North America has turned into a knowledge based economy. No longer is it the companies that dictate how workers work, it is the employees and their ideas, their passions that shape the company and make it successful. Knowledge workers have the power and it is the companies responsibility to support them and provide an engaging, open environment. There is too much stuff to know, too much information out there, and too much change for everyone to know everything about everything.
Companies need to be open to engaging and empowering their employees, and encourage creativity and innovation. Take Google for example – many Google products come from an employee idea – Google employees are encouraged, if not expected, to spend their own time (as well as company paid time) pursuing their own ideas for products. Some will be great (Gmail, Wave…) others may tank, and the company has to support both.

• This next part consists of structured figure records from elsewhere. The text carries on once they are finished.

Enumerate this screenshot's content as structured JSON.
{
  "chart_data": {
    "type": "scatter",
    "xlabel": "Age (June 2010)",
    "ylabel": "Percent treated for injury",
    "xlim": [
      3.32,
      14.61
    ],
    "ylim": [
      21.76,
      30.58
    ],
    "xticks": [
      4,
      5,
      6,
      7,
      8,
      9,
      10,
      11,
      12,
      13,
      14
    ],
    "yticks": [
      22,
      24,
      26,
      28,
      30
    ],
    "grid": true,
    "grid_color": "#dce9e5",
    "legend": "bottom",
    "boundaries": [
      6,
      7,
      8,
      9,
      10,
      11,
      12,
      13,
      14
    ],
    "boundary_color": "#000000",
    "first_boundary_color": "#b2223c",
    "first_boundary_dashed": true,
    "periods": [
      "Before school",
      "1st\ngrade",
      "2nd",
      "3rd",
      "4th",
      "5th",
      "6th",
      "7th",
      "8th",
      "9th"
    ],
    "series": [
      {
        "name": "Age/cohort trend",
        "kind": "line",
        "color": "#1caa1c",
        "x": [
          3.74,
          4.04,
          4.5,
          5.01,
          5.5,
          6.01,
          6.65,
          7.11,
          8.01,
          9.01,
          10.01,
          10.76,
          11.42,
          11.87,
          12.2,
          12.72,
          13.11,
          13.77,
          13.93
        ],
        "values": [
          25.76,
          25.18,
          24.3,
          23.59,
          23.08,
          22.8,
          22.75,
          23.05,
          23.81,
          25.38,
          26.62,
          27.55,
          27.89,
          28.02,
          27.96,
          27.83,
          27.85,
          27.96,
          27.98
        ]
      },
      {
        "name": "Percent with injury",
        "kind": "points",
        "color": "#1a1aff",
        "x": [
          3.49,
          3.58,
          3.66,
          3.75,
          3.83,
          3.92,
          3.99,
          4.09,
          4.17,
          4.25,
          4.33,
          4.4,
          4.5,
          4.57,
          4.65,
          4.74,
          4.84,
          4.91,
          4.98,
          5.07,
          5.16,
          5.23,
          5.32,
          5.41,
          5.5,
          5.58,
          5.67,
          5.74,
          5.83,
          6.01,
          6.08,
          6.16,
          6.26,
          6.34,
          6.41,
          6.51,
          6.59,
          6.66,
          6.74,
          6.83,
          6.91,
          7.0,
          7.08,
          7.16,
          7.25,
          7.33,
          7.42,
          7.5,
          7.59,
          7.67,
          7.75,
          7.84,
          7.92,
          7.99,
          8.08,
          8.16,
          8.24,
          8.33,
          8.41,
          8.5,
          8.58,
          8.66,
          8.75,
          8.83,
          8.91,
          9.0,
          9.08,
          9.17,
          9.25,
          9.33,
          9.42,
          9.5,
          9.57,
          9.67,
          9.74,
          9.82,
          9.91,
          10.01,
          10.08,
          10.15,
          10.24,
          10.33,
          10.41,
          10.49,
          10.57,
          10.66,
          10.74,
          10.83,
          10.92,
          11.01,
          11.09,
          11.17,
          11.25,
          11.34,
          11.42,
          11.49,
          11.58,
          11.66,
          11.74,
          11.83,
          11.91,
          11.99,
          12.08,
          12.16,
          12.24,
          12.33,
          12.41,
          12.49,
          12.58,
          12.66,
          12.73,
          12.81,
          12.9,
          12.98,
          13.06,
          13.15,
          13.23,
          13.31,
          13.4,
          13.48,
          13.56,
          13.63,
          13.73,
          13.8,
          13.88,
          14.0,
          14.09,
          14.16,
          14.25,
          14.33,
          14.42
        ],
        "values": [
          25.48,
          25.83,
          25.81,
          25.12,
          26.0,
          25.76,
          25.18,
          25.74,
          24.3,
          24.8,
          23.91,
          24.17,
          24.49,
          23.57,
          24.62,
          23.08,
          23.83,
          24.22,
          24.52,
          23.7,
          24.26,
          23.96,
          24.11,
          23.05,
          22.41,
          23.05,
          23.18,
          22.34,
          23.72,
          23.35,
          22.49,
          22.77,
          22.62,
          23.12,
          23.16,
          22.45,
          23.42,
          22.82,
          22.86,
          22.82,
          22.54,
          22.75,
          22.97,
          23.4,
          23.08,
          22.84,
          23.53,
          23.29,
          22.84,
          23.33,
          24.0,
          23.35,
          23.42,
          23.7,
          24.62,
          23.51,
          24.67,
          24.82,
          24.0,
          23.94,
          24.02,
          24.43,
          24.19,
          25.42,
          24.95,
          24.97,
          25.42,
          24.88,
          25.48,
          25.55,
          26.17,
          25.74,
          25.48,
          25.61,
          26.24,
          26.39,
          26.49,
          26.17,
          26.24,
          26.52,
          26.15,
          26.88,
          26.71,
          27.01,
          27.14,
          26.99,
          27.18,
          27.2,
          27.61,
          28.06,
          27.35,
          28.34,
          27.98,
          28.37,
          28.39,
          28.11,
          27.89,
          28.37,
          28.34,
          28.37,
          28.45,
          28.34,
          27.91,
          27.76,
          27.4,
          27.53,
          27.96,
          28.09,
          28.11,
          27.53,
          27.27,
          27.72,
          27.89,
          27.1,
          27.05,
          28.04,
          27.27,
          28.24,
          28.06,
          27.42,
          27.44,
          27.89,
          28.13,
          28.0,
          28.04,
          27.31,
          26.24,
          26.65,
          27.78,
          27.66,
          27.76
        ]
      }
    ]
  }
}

So companies using tools internally like social networking, blogs, knowledge bases, idea databases, wikis, etc.. are going to survive. These are all example of how to share knowledge and get information more easily available to all employees. The old school companies not investing in these tools and their people are not going to be around much longer. It is time to change.
KM did it all wrong years ago, when companies built huge KM systems from the top and tried to record every piece of information they could get their hands on. Employees were not engaged in the system, except for the ones doing the capturing. Maybe “all wrong” is harsh, at least they recognized the issue and tried to solve it the only way they knew how. Wow how things have changed, and are still changing…. Social media tools have allowed knowledge workers to integrate knowledge sharing into their daily work processes. They are simple and inexpensive tools to use.
Think about it for a second – How much time do you spend looking for information? Do you know who the expert on a certain topic is? When was the last time you heard from the CEO of your company? How much time did you waste trying to get and process feedback from 4 colleagues on the last document you had to write? Who has the latest version?
Social media tools can be applied internally to save you time, and engage your employees. The social part of it is very important, because if management installs one of these tools and mandates its use – guess what is going to happen? (It is probably not going to work.) But if a PM recognizes that he needs a better tool for collaboration on a product specification document, then a simple wiki type solution might be an interesting thing to try out.
And once the team uses it once, its hard to go back.